LEMONDE.FR | 20.04.10 | 15h59 • Mis à jour le 21.04.10 | 09h48
La cybercriminalité est en constante évolution, mais pas seulement du point de vue technique : c’est l’un des principaux enseignements du rapport annuel de l’éditeur de logiciels de sécurité Symantec, qui dresse un panorama de l’évolution des menaces informatiques sur l’année écoulée. L’entreprise note, comme chaque année, la démultiplication des astuces techniques (comme l’utilisation de virus "uniques", adaptés à une seule attaque), mais les données recueillies montrent également que la cybercriminalité tend à respecter des cycles, qui suivent le développement de l’Internet à haut débit dans les pays.
Dans un premier temps, les pays qui développent massivement leur infrastructure d’accès au Web connaissent une importante utilisation des courriels non sollicités, ou "spam", ces messages qui peuvent tenter de convaincre l’internaute de télécharger une pièce jointe contenant un programme malveillant. Ils peuvent également inciter l’internaute à cliquer sur un lien le renvoyant sur un site Web malveillant, qui tentera d’installer un logiciel permettant soit d’espionner la machine, soit d’en prendre le contrôle.
LE SPAM DANS LES PAYS ÉMERGENTS
Ces attaques par envoi massif de courriels se sont fortement développées au cours de l’année écoulée dans les pays qui ont rapidement déployé leur réseau Internet, comme le Brésil ou l’Inde. Dans la plupart des pays où le Web est très développé, elles sont en revanche en régression : les Etats-Unis, qui concentraient il y a quelques années 60 % des attaques de type "hameçonnage" ("phishing", le fait de tromper l’internaute en se faisant passer pour un site ou un courriel légitime), n’en représentent plus que 36 %, d’après les chiffres de Symantec. "Dans ces pays, l’internaute a évolué, estime Laurent Heslaut, responsable technologie Europe de l’entreprise. Il sait en général qu’une pièce jointe peut représenter un risque, il est plus méfiant, et il utilise davantage une version à jour de Windows ou un logiciel antivirus. Dans les pays émergents, l’utilisation de copies pirates de Windows XP, qui ne peuvent bénéficier des mises à jour de sécurité, est très répandue ; l’utilisation d’un antivirus l’est beaucoup moins."

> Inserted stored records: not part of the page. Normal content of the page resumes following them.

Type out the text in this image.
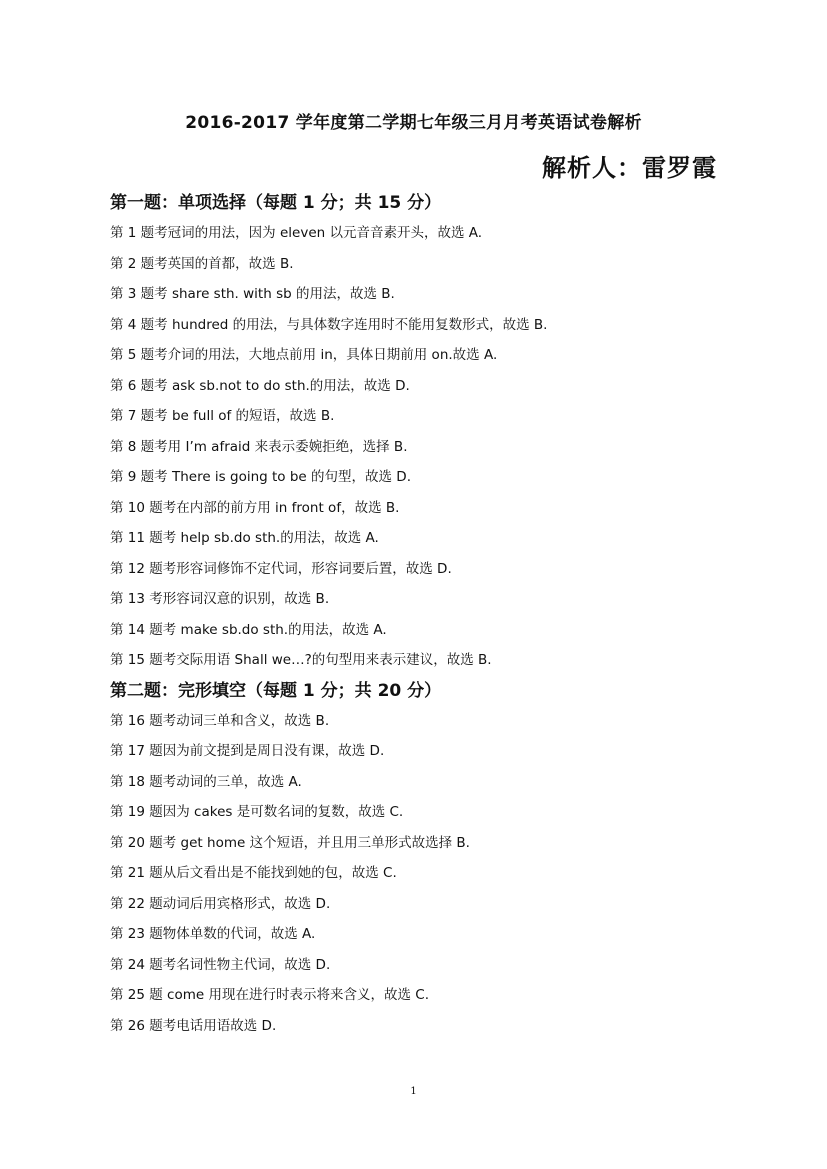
2016-2017 学年度第二学期七年级三月月考英语试卷解析
解析人：雷罗霞
第一题：单项选择（每题 1 分；共 15 分）
第 1 题考冠词的用法，因为 eleven 以元音音素开头，故选 A.
第 2 题考英国的首都，故选 B.
第 3 题考 share sth. with sb 的用法，故选 B.
第 4 题考 hundred 的用法，与具体数字连用时不能用复数形式，故选 B.
第 5 题考介词的用法，大地点前用 in，具体日期前用 on.故选 A.
第 6 题考 ask sb.not to do sth.的用法，故选 D.
第 7 题考 be full of 的短语，故选 B.
第 8 题考用 I’m afraid 来表示委婉拒绝，选择 B.
第 9 题考 There is going to be 的句型，故选 D.
第 10 题考在内部的前方用 in front of，故选 B.
第 11 题考 help sb.do sth.的用法，故选 A.
第 12 题考形容词修饰不定代词，形容词要后置，故选 D.
第 13 考形容词汉意的识别，故选 B.
第 14 题考 make sb.do sth.的用法，故选 A.
第 15 题考交际用语 Shall we…?的句型用来表示建议，故选 B.
第二题：完形填空（每题 1 分；共 20 分）
第 16 题考动词三单和含义，故选 B.
第 17 题因为前文提到是周日没有课，故选 D.
第 18 题考动词的三单，故选 A.
第 19 题因为 cakes 是可数名词的复数，故选 C.
第 20 题考 get home 这个短语，并且用三单形式故选择 B.
第 21 题从后文看出是不能找到她的包，故选 C.
第 22 题动词后用宾格形式，故选 D.
第 23 题物体单数的代词，故选 A.
第 24 题考名词性物主代词，故选 D.
第 25 题 come 用现在进行时表示将来含义，故选 C.
第 26 题考电话用语故选 D.
1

Dans les pays très connectés, les attaques très larges, où l’on tente de piéger un très grand nombre d’internautes, semblent laisser en partie la place à des attaques très ciblées, visant par exemple une entreprise unique. Symantec a ainsi répertorié 90 000 versions différentes de Zeus, un logiciel permettant de créer un réseau d’ordinateurs zombies ("botnet") contrôlés à distance, chacune "personnalisée" et utilisée dans un but précis. Fin 2009, c’est également une attaque très ciblée qui a permis à un ou des pirates de s’introduire dans le cœur du réseau de Google : c’est grâce à un lien envoyé directement par messagerie instantanée à un employé de Google Chine que les intrus ont pu installer un logiciel-espion sur sa machine, ce qui leur a ouvert les portes du réseau.
Pour les pirates, il s’agit d’un calcul de rentabilité. Les courriels non-sollicités sont très peu ouverts ; mais sur la masse de spams envoyés – 107 milliards par jour, selon Symantec – il suffit d’un faible pourcentage d’ouverture pour que la pratique soit rentable. A l’inverse, les attaques ciblées sont plus risquées, mais potentiellement bien plus rémunératrices. Le calcul entre le risque et les bénéfices explique aussi pourquoi le nombre de grandes attaques sur les réseaux sociaux de type Facebook n’a pas explosé, même s’il est en nette augmentation. "Pour l’instant, ces attaques ne semblent pas très rémunératrices. D’après nos observations, elles sont essentiellement utilisées pour récupérer des informations sur des personnes précises, qui sont ensuite utilisées pour forger des attaques ciblées", détaille Laurent Heslau.